Maria – who last month was accused of 'fat shaming' when she posted a portrait of herself in workout gear online last month along with the caption 'what's your excuse?' - said she was merely 'telling the truth'.
Chrystal Bougon, the owner of California plus-size shop Curvy Girl Lingerie, says her intention is toshow that 'women with rolls, bumps [and] lumps . . . can be stunning and beautiful' too.
But Maria didn't agree. She said: "We need to change this strange mentality we are breeding in the U.S. and start celebrating people who are a result of hard work, dedication and discipline.
"I'm not bashing those who are proud and overweight, I am empowering those who are proud and healthy to come out and be the real role models in our society."
Many of her fans backed her up.
One wrote: "You got blocked because people can't handle the truth!"

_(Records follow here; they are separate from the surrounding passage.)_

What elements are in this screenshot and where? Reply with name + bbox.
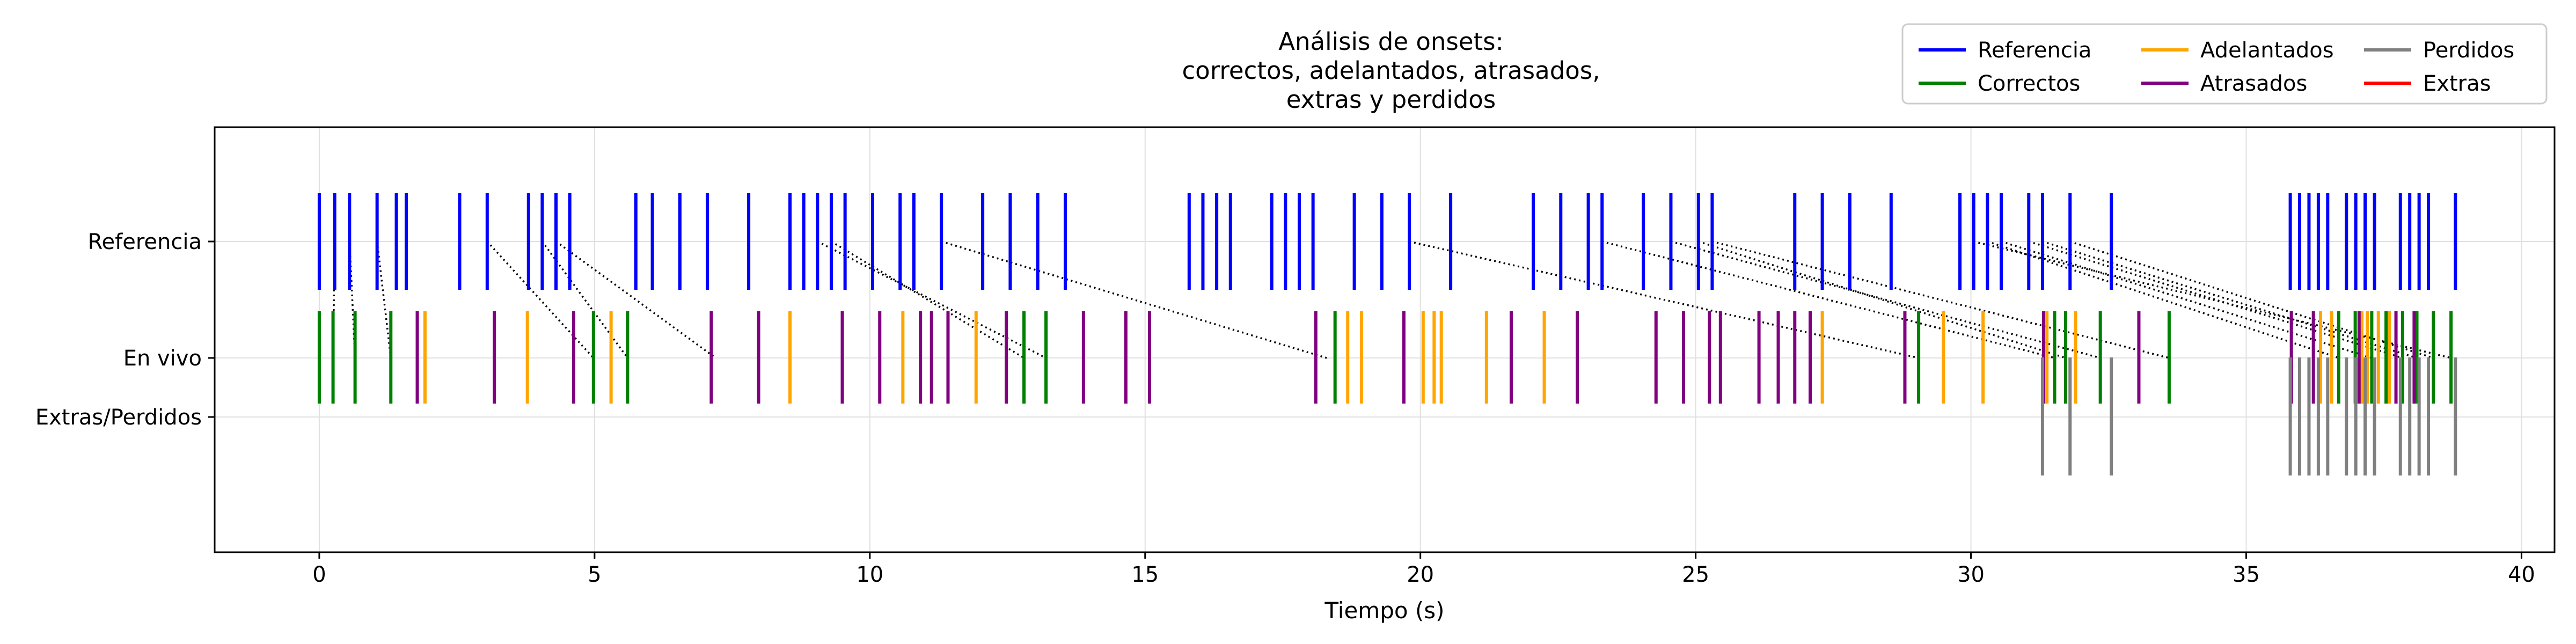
x-axis: 0 5 10 15 20 25 30 35 40: [312, 552, 2535, 587]
match-link: [2001, 240, 2372, 359]
match-link: [1711, 240, 2170, 359]
match-link: [941, 240, 1327, 359]
match-link: [1671, 240, 2101, 359]
plot-frame: [214, 126, 2556, 553]
x-axis-label: Tiempo (s): [1324, 597, 1444, 624]
y-axis: Referencia En vivo Extras/Perdidos: [35, 230, 215, 430]
match-link: [486, 240, 595, 359]
match-link: [2069, 240, 2434, 359]
x-tick-label: 0: [312, 562, 326, 587]
legend-label: Adelantados: [2200, 38, 2334, 63]
title-line: extras y perdidos: [1286, 85, 1496, 114]
x-tick-label: 40: [2508, 562, 2535, 587]
match-link: [1601, 240, 2055, 359]
match-link: [1698, 240, 2066, 359]
match-link: [376, 241, 392, 358]
title-line: Análisis de onsets:: [1278, 27, 1504, 56]
grid: [215, 127, 2555, 552]
match-link: [555, 240, 716, 359]
y-tick-label: En vivo: [123, 346, 202, 371]
match-link: [1409, 240, 1919, 359]
x-tick-label: 35: [2233, 562, 2260, 587]
x-tick-label: 15: [1131, 562, 1159, 587]
x-tick-label: 10: [856, 562, 883, 587]
match-link: [1987, 240, 2339, 359]
title-line: correctos, adelantados, atrasados,: [1182, 56, 1600, 85]
legend-label: Perdidos: [2423, 38, 2514, 63]
chart-title: Análisis de onsets: correctos, adelantad…: [1182, 27, 1600, 114]
onset-marks: [317, 193, 2457, 475]
y-tick-label: Referencia: [88, 230, 202, 254]
legend-label: Atrasados: [2200, 71, 2307, 96]
legend-label: Referencia: [1978, 38, 2091, 63]
y-tick-label: Extras/Perdidos: [35, 405, 202, 430]
x-tick-label: 5: [588, 562, 601, 587]
legend: Referencia Correctos Adelantados Atrasados P…: [1901, 23, 2548, 105]
match-link: [831, 240, 1024, 359]
x-tick-label: 20: [1407, 562, 1434, 587]
match-links: [332, 240, 2451, 359]
x-tick-label: 30: [1957, 562, 1985, 587]
x-tick-label: 25: [1682, 562, 1709, 587]
legend-label: Correctos: [1978, 71, 2080, 96]
legend-label: Extras: [2423, 71, 2491, 96]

And another added: "As a former seriously obese woman I am behind you speaking the truth 100%.
"Loving your body is one thing, but when you are overweight you really don't love yourself. It's impossible when you are killing yourself with every bite you take."
But Curvy Girl's Chrystal responded, telling Yahoo: "Everyone is entitled to their opinion. But my page is our little space in the cyber world. If you don't like what we are doing, move on to the next page."
Facebook later admitted that the content had been 'mistakenly removed' after another user reported it.
A spokesman said: "When we realised the error we corrected it immediately, and restored full access to Ms Kang. We apologise for the inconvenience."